Markey’s bill, Assembly 2596, would suspend the statute of limitations on child molestation lawsuits for a year before extending the limit to 10 years after the victim turns 18.
“Opponents of her bill seem to be more concerned about their assets than about children,” said Markey spokesman Mike Armstrong.
Among the elected officials at the Oct. 21, 2008, legislative breakfast at the Brooklyn home of Bishop Nicholas DiMarzio was state Sen. Joseph Addabbo (D−Howard Beach), who confirmed the bishop said several churches in the diocese would likely close if the bill were to pass.
Citing anonymous sources, the New York Post reported DiMarzio told attendees the diocese would publicly blame them for the closures.
“The bishop was very clear in expressing his serious concern,” Addabbo said. “It would cause severe financial hardship on the ... Queens Diocese. ... To him it was all about the finances, and he expressed his concern that way. It was the first time personally that I heard the frustration come out in the bishop.”
The Rev. Kieran Harrington, spokesman for the diocese, denied DiMarzio’s comments were meant as a threat.

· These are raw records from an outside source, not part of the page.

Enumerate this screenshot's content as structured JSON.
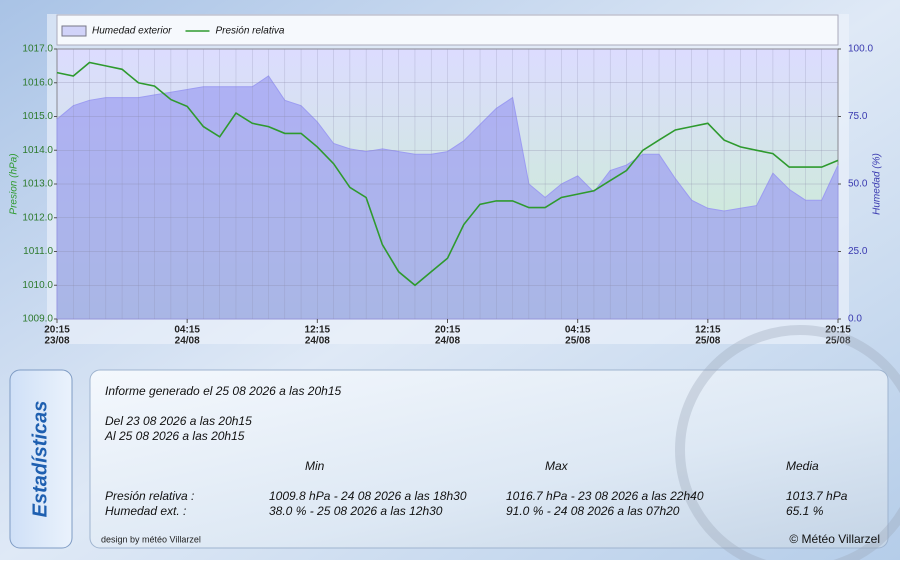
{
  "chart_data": {
    "type": "line",
    "legend": "top",
    "grid": true,
    "ylabel": "Presion (hPa)",
    "y2label": "Humedad (%)",
    "x": [
      "23/08 20:15",
      "23/08 21:15",
      "23/08 22:15",
      "23/08 23:15",
      "24/08 00:15",
      "24/08 01:15",
      "24/08 02:15",
      "24/08 03:15",
      "24/08 04:15",
      "24/08 05:15",
      "24/08 06:15",
      "24/08 07:15",
      "24/08 08:15",
      "24/08 09:15",
      "24/08 10:15",
      "24/08 11:15",
      "24/08 12:15",
      "24/08 13:15",
      "24/08 14:15",
      "24/08 15:15",
      "24/08 16:15",
      "24/08 17:15",
      "24/08 18:15",
      "24/08 19:15",
      "24/08 20:15",
      "24/08 21:15",
      "24/08 22:15",
      "24/08 23:15",
      "25/08 00:15",
      "25/08 01:15",
      "25/08 02:15",
      "25/08 03:15",
      "25/08 04:15",
      "25/08 05:15",
      "25/08 06:15",
      "25/08 07:15",
      "25/08 08:15",
      "25/08 09:15",
      "25/08 10:15",
      "25/08 11:15",
      "25/08 12:15",
      "25/08 13:15",
      "25/08 14:15",
      "25/08 15:15",
      "25/08 16:15",
      "25/08 17:15",
      "25/08 18:15",
      "25/08 19:15",
      "25/08 20:15"
    ],
    "xticks": [
      {
        "value": "23/08 20:15",
        "label": [
          "20:15",
          "23/08"
        ]
      },
      {
        "value": "24/08 04:15",
        "label": [
          "04:15",
          "24/08"
        ]
      },
      {
        "value": "24/08 12:15",
        "label": [
          "12:15",
          "24/08"
        ]
      },
      {
        "value": "24/08 20:15",
        "label": [
          "20:15",
          "24/08"
        ]
      },
      {
        "value": "25/08 04:15",
        "label": [
          "04:15",
          "25/08"
        ]
      },
      {
        "value": "25/08 12:15",
        "label": [
          "12:15",
          "25/08"
        ]
      },
      {
        "value": "25/08 20:15",
        "label": [
          "20:15",
          "25/08"
        ]
      }
    ],
    "ylim": [
      1009,
      1017
    ],
    "yticks": [
      {
        "value": 1009,
        "label": "1009.0"
      },
      {
        "value": 1010,
        "label": "1010.0"
      },
      {
        "value": 1011,
        "label": "1011.0"
      },
      {
        "value": 1012,
        "label": "1012.0"
      },
      {
        "value": 1013,
        "label": "1013.0"
      },
      {
        "value": 1014,
        "label": "1014.0"
      },
      {
        "value": 1015,
        "label": "1015.0"
      },
      {
        "value": 1016,
        "label": "1016.0"
      },
      {
        "value": 1017,
        "label": "1017.0"
      }
    ],
    "y2lim": [
      0,
      100
    ],
    "y2ticks": [
      {
        "value": 0,
        "label": "0.0"
      },
      {
        "value": 25,
        "label": "25.0"
      },
      {
        "value": 50,
        "label": "50.0"
      },
      {
        "value": 75,
        "label": "75.0"
      },
      {
        "value": 100,
        "label": "100.0"
      }
    ],
    "series": [
      {
        "name": "Humedad exterior",
        "color": "#9c9cf2",
        "type": "area",
        "axis": "y2",
        "values": [
          74,
          79,
          81,
          82,
          82,
          82,
          83,
          84,
          85,
          86,
          86,
          86,
          86,
          90,
          81,
          79,
          73,
          65,
          63,
          62,
          63,
          62,
          61,
          61,
          62,
          66,
          72,
          78,
          82,
          50,
          45,
          50,
          53,
          47,
          55,
          57,
          61,
          61,
          52,
          44,
          41,
          40,
          41,
          42,
          54,
          48,
          44,
          44,
          57
        ]
      },
      {
        "name": "Presión relativa",
        "color": "#2e9a2e",
        "type": "line",
        "values": [
          1016.3,
          1016.2,
          1016.6,
          1016.5,
          1016.4,
          1016.0,
          1015.9,
          1015.5,
          1015.3,
          1014.7,
          1014.4,
          1015.1,
          1014.8,
          1014.7,
          1014.5,
          1014.5,
          1014.1,
          1013.6,
          1012.9,
          1012.6,
          1011.2,
          1010.4,
          1010.0,
          1010.4,
          1010.8,
          1011.8,
          1012.4,
          1012.5,
          1012.5,
          1012.3,
          1012.3,
          1012.6,
          1012.7,
          1012.8,
          1013.1,
          1013.4,
          1014.0,
          1014.3,
          1014.6,
          1014.7,
          1014.8,
          1014.3,
          1014.1,
          1014.0,
          1013.9,
          1013.5,
          1013.5,
          1013.5,
          1013.7
        ]
      }
    ]
  },
  "stats": {
    "tab": "Estadísticas",
    "generated": "Informe generado el 25 08 2026 a las 20h15",
    "from": "Del 23 08 2026 a las 20h15",
    "to": "Al 25 08 2026 a las 20h15",
    "headers": [
      "Min",
      "Max",
      "Media"
    ],
    "rows": [
      {
        "label": "Presión relativa :",
        "min": "1009.8 hPa - 24 08 2026 a las 18h30",
        "max": "1016.7 hPa - 23 08 2026 a las 22h40",
        "mean": "1013.7 hPa"
      },
      {
        "label": "Humedad ext. :",
        "min": "38.0 % - 25 08 2026 a las 12h30",
        "max": "91.0 % - 24 08 2026 a las 07h20",
        "mean": "65.1 %"
      }
    ],
    "design": "design by météo Villarzel",
    "copyright": "© Météo Villarzel"
  }
}
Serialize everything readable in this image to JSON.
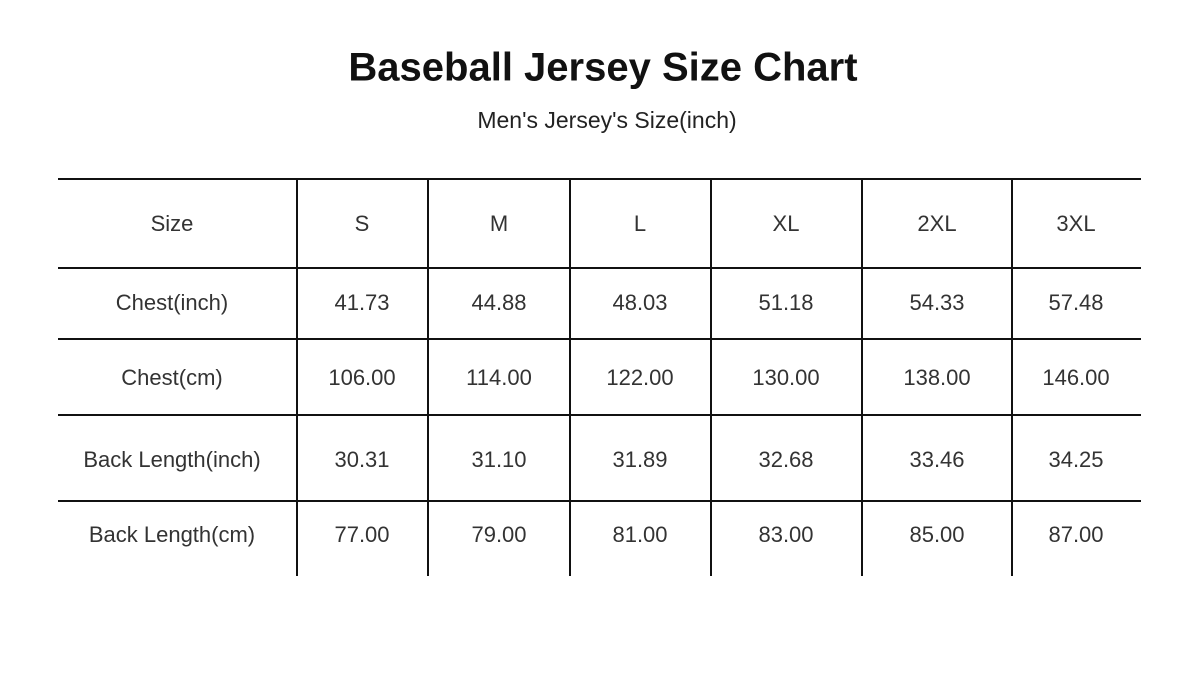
{
  "header": {
    "title": "Baseball Jersey Size Chart",
    "subtitle": "Men's Jersey's Size(inch)"
  },
  "table": {
    "columns": [
      "Size",
      "S",
      "M",
      "L",
      "XL",
      "2XL",
      "3XL"
    ],
    "rows": [
      [
        "Chest(inch)",
        "41.73",
        "44.88",
        "48.03",
        "51.18",
        "54.33",
        "57.48"
      ],
      [
        "Chest(cm)",
        "106.00",
        "114.00",
        "122.00",
        "130.00",
        "138.00",
        "146.00"
      ],
      [
        "Back Length(inch)",
        "30.31",
        "31.10",
        "31.89",
        "32.68",
        "33.46",
        "34.25"
      ],
      [
        "Back Length(cm)",
        "77.00",
        "79.00",
        "81.00",
        "83.00",
        "85.00",
        "87.00"
      ]
    ]
  }
}
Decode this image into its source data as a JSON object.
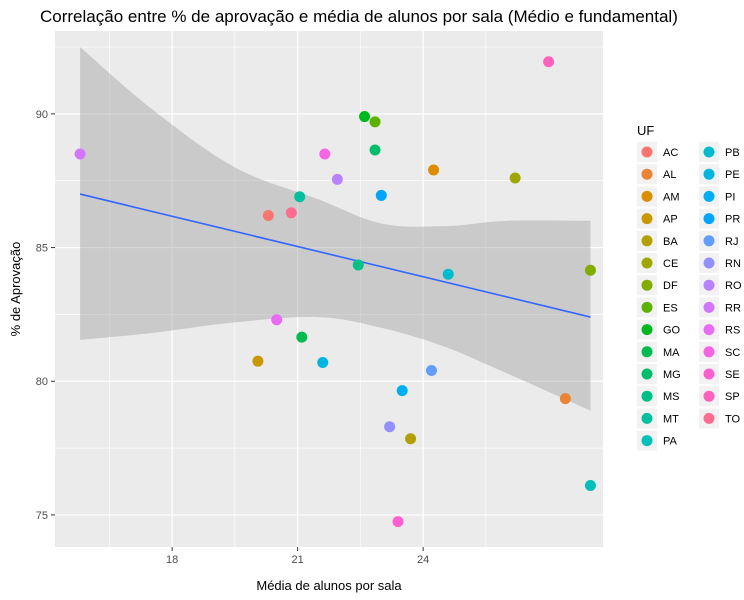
{
  "chart_data": {
    "type": "scatter",
    "title": "Correlação entre % de aprovação e média de alunos por sala (Médio e fundamental)",
    "xlabel": "Média de alunos por sala",
    "ylabel": "% de Aprovação",
    "xlim": [
      15.2,
      28.3
    ],
    "ylim": [
      73.8,
      93.1
    ],
    "x_ticks": [
      18,
      21,
      24
    ],
    "y_ticks": [
      75,
      80,
      85,
      90
    ],
    "grid": true,
    "legend_title": "UF",
    "legend_position": "right",
    "points": [
      {
        "uf": "AC",
        "x": 20.3,
        "y": 86.2,
        "color": "#F8766D"
      },
      {
        "uf": "AL",
        "x": 27.4,
        "y": 79.35,
        "color": "#EB8335"
      },
      {
        "uf": "AM",
        "x": 24.25,
        "y": 87.9,
        "color": "#DB8E00"
      },
      {
        "uf": "AP",
        "x": 20.05,
        "y": 80.75,
        "color": "#C99800"
      },
      {
        "uf": "BA",
        "x": 23.7,
        "y": 77.85,
        "color": "#B3A000"
      },
      {
        "uf": "CE",
        "x": 26.2,
        "y": 87.6,
        "color": "#9DA700"
      },
      {
        "uf": "DF",
        "x": 28.0,
        "y": 84.15,
        "color": "#82AD00"
      },
      {
        "uf": "ES",
        "x": 22.85,
        "y": 89.7,
        "color": "#5BB300"
      },
      {
        "uf": "GO",
        "x": 22.6,
        "y": 89.9,
        "color": "#00B81F"
      },
      {
        "uf": "MA",
        "x": 21.1,
        "y": 81.65,
        "color": "#00BB4E"
      },
      {
        "uf": "MG",
        "x": 22.85,
        "y": 88.65,
        "color": "#00BD6C"
      },
      {
        "uf": "MS",
        "x": 22.45,
        "y": 84.35,
        "color": "#00BF87"
      },
      {
        "uf": "MT",
        "x": 21.05,
        "y": 86.9,
        "color": "#00C0A0"
      },
      {
        "uf": "PA",
        "x": 28.0,
        "y": 76.1,
        "color": "#00BFB8"
      },
      {
        "uf": "PB",
        "x": 24.6,
        "y": 84.0,
        "color": "#00BCCD"
      },
      {
        "uf": "PE",
        "x": 21.6,
        "y": 80.7,
        "color": "#00B6E0"
      },
      {
        "uf": "PI",
        "x": 23.5,
        "y": 79.65,
        "color": "#00AEF2"
      },
      {
        "uf": "PR",
        "x": 23.0,
        "y": 86.95,
        "color": "#00A5FF"
      },
      {
        "uf": "RJ",
        "x": 24.2,
        "y": 80.4,
        "color": "#619CFF"
      },
      {
        "uf": "RN",
        "x": 23.2,
        "y": 78.3,
        "color": "#9590FF"
      },
      {
        "uf": "RO",
        "x": 21.95,
        "y": 87.55,
        "color": "#B983FF"
      },
      {
        "uf": "RR",
        "x": 15.8,
        "y": 88.5,
        "color": "#D376FF"
      },
      {
        "uf": "RS",
        "x": 20.5,
        "y": 82.3,
        "color": "#E76BF3"
      },
      {
        "uf": "SC",
        "x": 21.65,
        "y": 88.5,
        "color": "#F564E3"
      },
      {
        "uf": "SE",
        "x": 23.4,
        "y": 74.75,
        "color": "#FD61D1"
      },
      {
        "uf": "SP",
        "x": 27.0,
        "y": 91.95,
        "color": "#FF62BC"
      },
      {
        "uf": "TO",
        "x": 20.85,
        "y": 86.3,
        "color": "#FF6C91"
      }
    ],
    "trend": {
      "x_start": 15.8,
      "y_start": 87.0,
      "x_end": 28.0,
      "y_end": 82.4,
      "color": "#3366FF"
    },
    "confidence_band": {
      "x": [
        15.8,
        17.5,
        19.5,
        21.5,
        23.0,
        24.5,
        26.0,
        28.0
      ],
      "upper": [
        92.5,
        90.2,
        88.0,
        86.8,
        85.9,
        85.8,
        86.0,
        86.0
      ],
      "lower": [
        81.55,
        81.8,
        82.2,
        82.4,
        82.0,
        81.3,
        80.3,
        78.9
      ],
      "color": "#999999"
    }
  }
}
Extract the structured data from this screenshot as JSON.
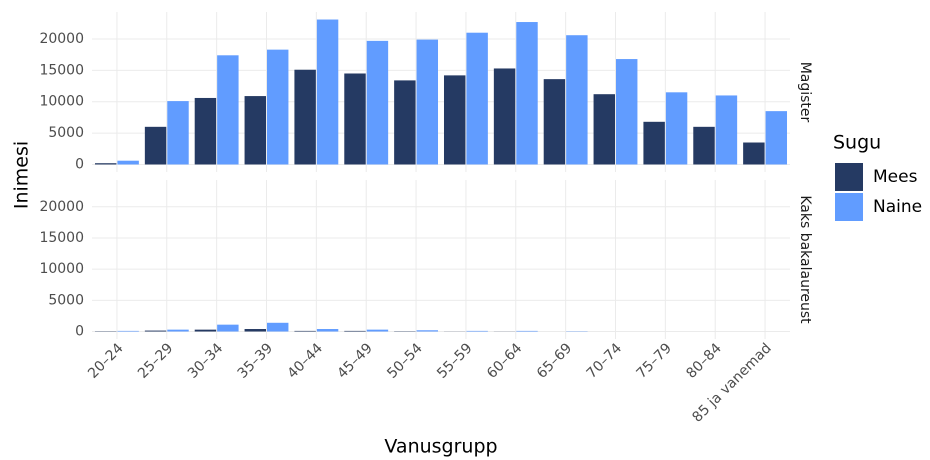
{
  "chart_data": {
    "type": "bar",
    "xlabel": "Vanusgrupp",
    "ylabel": "Inimesi",
    "legend_title": "Sugu",
    "categories": [
      "20–24",
      "25–29",
      "30–34",
      "35–39",
      "40–44",
      "45–49",
      "50–54",
      "55–59",
      "60–64",
      "65–69",
      "70–74",
      "75–79",
      "80–84",
      "85 ja vanemad"
    ],
    "series": [
      {
        "name": "Mees",
        "color": "#253a63"
      },
      {
        "name": "Naine",
        "color": "#619cff"
      }
    ],
    "facets": [
      {
        "label": "Magister",
        "values": [
          [
            200,
            6000,
            10600,
            10900,
            15100,
            14500,
            13400,
            14200,
            15300,
            13600,
            11200,
            6800,
            6000,
            3500
          ],
          [
            600,
            10100,
            17400,
            18300,
            23100,
            19700,
            19900,
            21000,
            22700,
            20600,
            16800,
            11500,
            11000,
            8500
          ]
        ]
      },
      {
        "label": "Kaks bakalaureust",
        "values": [
          [
            50,
            150,
            300,
            400,
            100,
            100,
            50,
            20,
            20,
            0,
            0,
            0,
            0,
            0
          ],
          [
            100,
            300,
            1100,
            1400,
            400,
            300,
            200,
            100,
            100,
            50,
            0,
            0,
            0,
            0
          ]
        ]
      }
    ],
    "ylim": [
      -1200,
      24300
    ],
    "yticks": [
      0,
      5000,
      10000,
      15000,
      20000
    ],
    "grid": true
  }
}
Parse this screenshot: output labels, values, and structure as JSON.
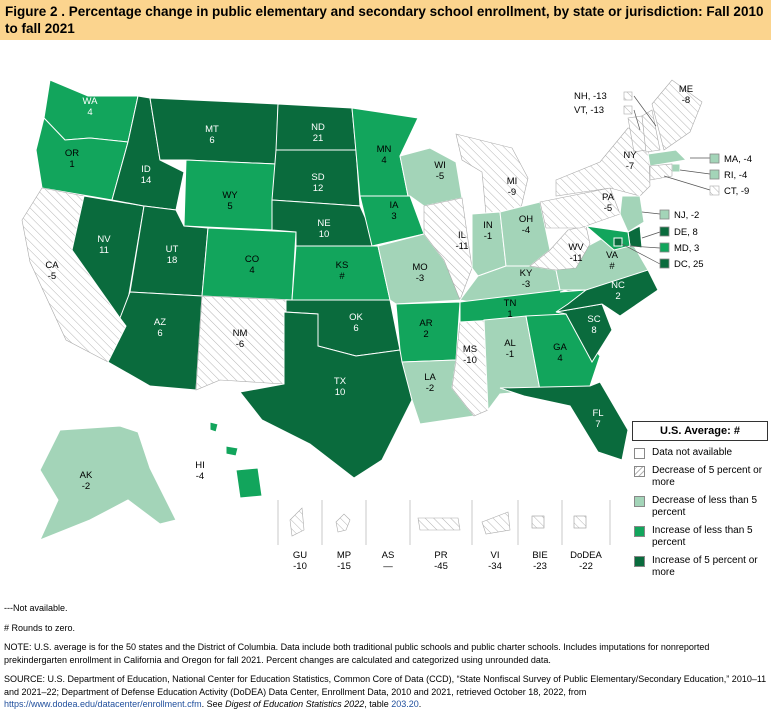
{
  "title": "Figure 2 . Percentage change in public elementary and secondary school enrollment, by state or jurisdiction: Fall 2010 to fall 2021",
  "colors": {
    "inc5": "#0a6b3d",
    "inc_less": "#12a55c",
    "dec_less": "#a3d4b8",
    "dec5": "#ffffff",
    "title_bg": "#fbd48e"
  },
  "states": {
    "WA": "WA\n4",
    "OR": "OR\n1",
    "CA": "CA\n-5",
    "NV": "NV\n11",
    "ID": "ID\n14",
    "MT": "MT\n6",
    "WY": "WY\n5",
    "UT": "UT\n18",
    "AZ": "AZ\n6",
    "CO": "CO\n4",
    "NM": "NM\n-6",
    "ND": "ND\n21",
    "SD": "SD\n12",
    "NE": "NE\n10",
    "KS": "KS\n#",
    "OK": "OK\n6",
    "TX": "TX\n10",
    "MN": "MN\n4",
    "IA": "IA\n3",
    "MO": "MO\n-3",
    "AR": "AR\n2",
    "LA": "LA\n-2",
    "WI": "WI\n-5",
    "IL": "IL\n-11",
    "MS": "MS\n-10",
    "MI": "MI\n-9",
    "IN": "IN\n-1",
    "OH": "OH\n-4",
    "KY": "KY\n-3",
    "TN": "TN\n1",
    "AL": "AL\n-1",
    "GA": "GA\n4",
    "FL": "FL\n7",
    "SC": "SC\n8",
    "NC": "NC\n2",
    "VA": "VA\n#",
    "WV": "WV\n-11",
    "PA": "PA\n-5",
    "NY": "NY\n-7",
    "ME": "ME\n-8",
    "AK": "AK\n-2",
    "HI": "HI\n-4"
  },
  "callouts": {
    "NH": "NH, -13",
    "VT": "VT, -13",
    "MA": "MA, -4",
    "RI": "RI, -4",
    "CT": "CT, -9",
    "NJ": "NJ, -2",
    "DE": "DE, 8",
    "MD": "MD, 3",
    "DC": "DC, 25"
  },
  "territories": [
    {
      "code": "GU",
      "value": "-10"
    },
    {
      "code": "MP",
      "value": "-15"
    },
    {
      "code": "AS",
      "value": "—"
    },
    {
      "code": "PR",
      "value": "-45"
    },
    {
      "code": "VI",
      "value": "-34"
    },
    {
      "code": "BIE",
      "value": "-23"
    },
    {
      "code": "DoDEA",
      "value": "-22"
    }
  ],
  "legend": {
    "title": "U.S. Average: #",
    "items": [
      {
        "label": "Data not available",
        "category": "na"
      },
      {
        "label": "Decrease of 5 percent or more",
        "category": "dec5"
      },
      {
        "label": "Decrease of less than 5 percent",
        "category": "dec_less"
      },
      {
        "label": "Increase of less than 5 percent",
        "category": "inc_less"
      },
      {
        "label": "Increase of 5 percent or more",
        "category": "inc5"
      }
    ]
  },
  "notes": {
    "not_available": "---Not available.",
    "rounds": "# Rounds to zero.",
    "note": "NOTE: U.S. average is for the 50 states and the District of Columbia. Data include both traditional public schools and public charter schools. Includes imputations for nonreported prekindergarten enrollment in California and Oregon for fall 2021. Percent changes are calculated and categorized using unrounded data.",
    "source_pre": "SOURCE: U.S. Department of Education, National Center for Education Statistics, Common Core of Data (CCD), “State Nonfiscal Survey of Public Elementary/Secondary Education,” 2010–11 and 2021–22; Department of Defense Education Activity (DoDEA) Data Center, Enrollment Data, 2010 and 2021, retrieved October 18, 2022, from",
    "source_link": "https://www.dodea.edu/datacenter/enrollment.cfm",
    "source_mid": ". See ",
    "source_digest": "Digest of Education Statistics 2022",
    "source_table_pre": ", table ",
    "source_table": "203.20",
    "source_end": "."
  }
}
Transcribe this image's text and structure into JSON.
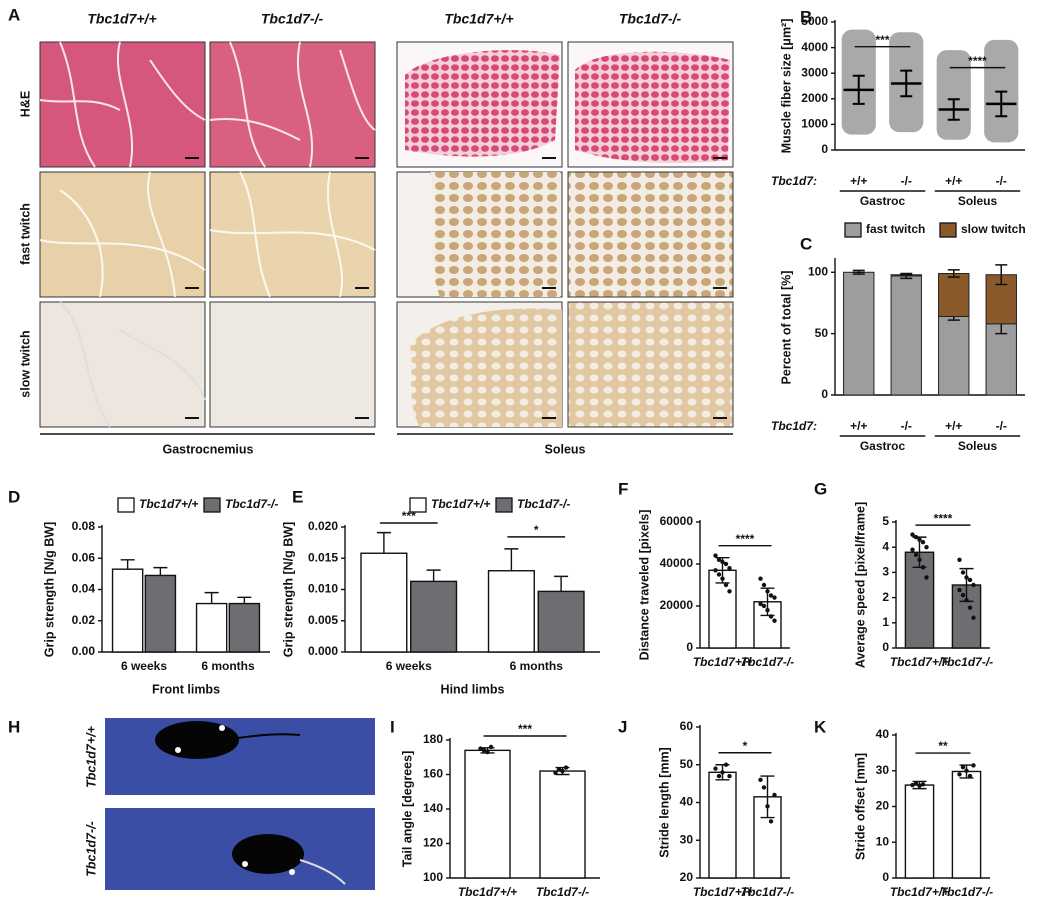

“Anytime he has been asked, he has very publicly said this bill is going to have dire consequences for our diocese,” he said, estimating the bill could cost them as much as $500 million in legal fees and settlements. “Dire consequences means that we would not be able to sustain our parishes and schools.”
The issue is further clouded by a competing bill in the Assembly, sponsored by Assemblyman Vito Lopez (D−Brooklyn). Lopez’s bill would extend the statute of limitations on molestation lawsuits to seven years after the victim turns 18, as opposed to the 10−year extension Markey’s bill proposes.
Lopez’s bill would also waive for sex abuse cases the 90−day window plaintiffs have to sue a public employee or agency for damages after an alleged injury, allowing public school students who claim to have been molested years ago to seek redress.
Neither bill has reached the Assembly floor, with only two weeks left in this year’s legislative session.
Harrington said the Brooklyn−Queens Diocese supported Lopez’s bill.
“It’s curious to me that so many people are attacking the church on this legislation when, in fact, there is a verging problem in our public educational institutions and there doesn’t seem to be concern for that,” Harrington said.
Assemblyman Jose Peralta (D−Jackson Heights), who was not at the legislative breakfast in October but who counts many Catholics among his constituents, said he has received numerous calls from both clergy and parishioners.
“They’re doing all that they can to make sure that this doesn’t come to the floor and if it does come to the floor, it fails,” he said, noting he was not in favor of selectively extending the statute of limitations.
“I think the Lopez bill is more of a tactic being used to sort of defuse the Markey bill,” Peralta said. “At the end of the day, I think the church doesn’t even want the Lopez bill. I think what they are doing is sort of saying we have to choose the lesser of two evils.”